Aturan, yang awalnya merupakan bagian dari 2.010 Dodd-Frank Wall Street Reformasi dan Undang-Undang Perlindungan Konsumen, membatasi kemampuan Fed untuk menawarkan pinjaman darurat untuk program “berbasis luas”, bertentangan dengan perusahaan individual. Persetujuan mungkin menandakan akhir resmi dari praktek pinjaman ke bank “terlalu besar untuk jatuh,” teori yang didasarkan pada pernyataan bahwa beberapa lembaga keuangan memiliki aset yang begitu besar bahwa kegagalan mereka dapat mengakibatkan runtuhnya perekonomian di-besar.

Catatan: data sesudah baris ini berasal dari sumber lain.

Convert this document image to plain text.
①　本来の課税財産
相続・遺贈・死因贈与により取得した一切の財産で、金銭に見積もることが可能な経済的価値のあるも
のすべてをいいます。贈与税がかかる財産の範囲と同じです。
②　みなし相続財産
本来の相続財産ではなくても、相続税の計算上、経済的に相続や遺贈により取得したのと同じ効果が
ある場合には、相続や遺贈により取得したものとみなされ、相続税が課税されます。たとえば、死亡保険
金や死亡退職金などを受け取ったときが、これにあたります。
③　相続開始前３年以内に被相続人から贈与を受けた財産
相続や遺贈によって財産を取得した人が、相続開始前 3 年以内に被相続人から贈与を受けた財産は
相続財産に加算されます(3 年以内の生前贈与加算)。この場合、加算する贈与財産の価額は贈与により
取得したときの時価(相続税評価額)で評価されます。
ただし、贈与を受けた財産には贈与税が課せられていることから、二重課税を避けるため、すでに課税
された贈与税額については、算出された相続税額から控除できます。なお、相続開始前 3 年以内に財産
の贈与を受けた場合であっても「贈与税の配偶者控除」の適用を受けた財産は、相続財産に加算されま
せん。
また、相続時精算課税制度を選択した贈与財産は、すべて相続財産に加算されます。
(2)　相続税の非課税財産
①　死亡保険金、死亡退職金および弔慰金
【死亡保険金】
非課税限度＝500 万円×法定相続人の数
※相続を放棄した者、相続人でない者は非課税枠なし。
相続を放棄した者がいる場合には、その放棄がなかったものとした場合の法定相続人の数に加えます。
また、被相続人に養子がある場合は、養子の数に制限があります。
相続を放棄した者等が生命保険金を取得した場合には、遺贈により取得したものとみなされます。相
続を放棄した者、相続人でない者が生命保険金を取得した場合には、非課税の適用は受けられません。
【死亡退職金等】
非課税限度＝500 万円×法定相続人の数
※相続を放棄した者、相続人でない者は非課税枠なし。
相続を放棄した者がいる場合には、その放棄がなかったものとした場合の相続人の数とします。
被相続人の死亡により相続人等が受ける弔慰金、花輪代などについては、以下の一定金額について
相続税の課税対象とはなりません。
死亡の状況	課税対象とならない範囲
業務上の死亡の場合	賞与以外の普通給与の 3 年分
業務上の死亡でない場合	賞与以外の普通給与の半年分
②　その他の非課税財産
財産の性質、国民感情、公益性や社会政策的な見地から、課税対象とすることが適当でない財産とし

Di bawah Program Bantuan Aset Bermasalah (TARP), yang ditandatangani menjadi undang-undang pada bulan Oktober 2008, Departemen Keuangan AS dibeli atau dijamin sampai sampai $ 700 miliar aset-aset bermasalah dari sejumlah tokoh bank Wall Street, termasuk Citigroup Inc (N: C), Goldman Sachs Group Inc (N: GS) dan Bank of America Corporation (N: BAC). Hukum Dodd-Frank kemudian mengurangi jumlah berwenang untuk program dengan lebih dari $ 200 miliar.

Aturan terakhir, disahkan dengan suara bulat pada hari Senin, juga menggabungkan sejumlah perubahan yang tidak hadir dalam proposal awal. Di bawah ukurannya, “berbasis luas,” Program didefinisikan sebagai salah satu yang “setidaknya lima entitas” akan memenuhi syarat untuk berpartisipasi, melarang Fed dari membantu perusahaan tertentu. Aturan ini juga memperluas persyaratan dalam Dodd-Frank Act, yang melarang pinjaman kepada entitas yang bangkrut. Aturan Senin mendefinisikan perusahaan pailit, sebagai orang-orang yang gagal untuk membayar utang tak terbantahkan bahwa jatuh tempo selama 90 hari sebelumnya sebelum pinjaman. Pinjaman darurat juga harus dilakukan pada tingkat penalti, pada tingkat bunga di atas tingkat pasar saat ini.

“Pinjaman darurat adalah alat penting yang dapat digunakan di saat krisis untuk membantu mengurangi tekanan yang luar biasa di pasar keuangan yang lain akan memiliki konsekuensi yang merugikan parah bagi rumah tangga, bisnis, dan ekonomi AS,” kata ketua Federal Reserve Janet Yellen dalam sebuah pernyataan .

Aturan baru mengharuskan semua pinjaman darurat dari Fed harus disetujui oleh Departemen Keuangan. Aturan terakhir akan menjadi efektif pada tanggal 1 Januari 2016.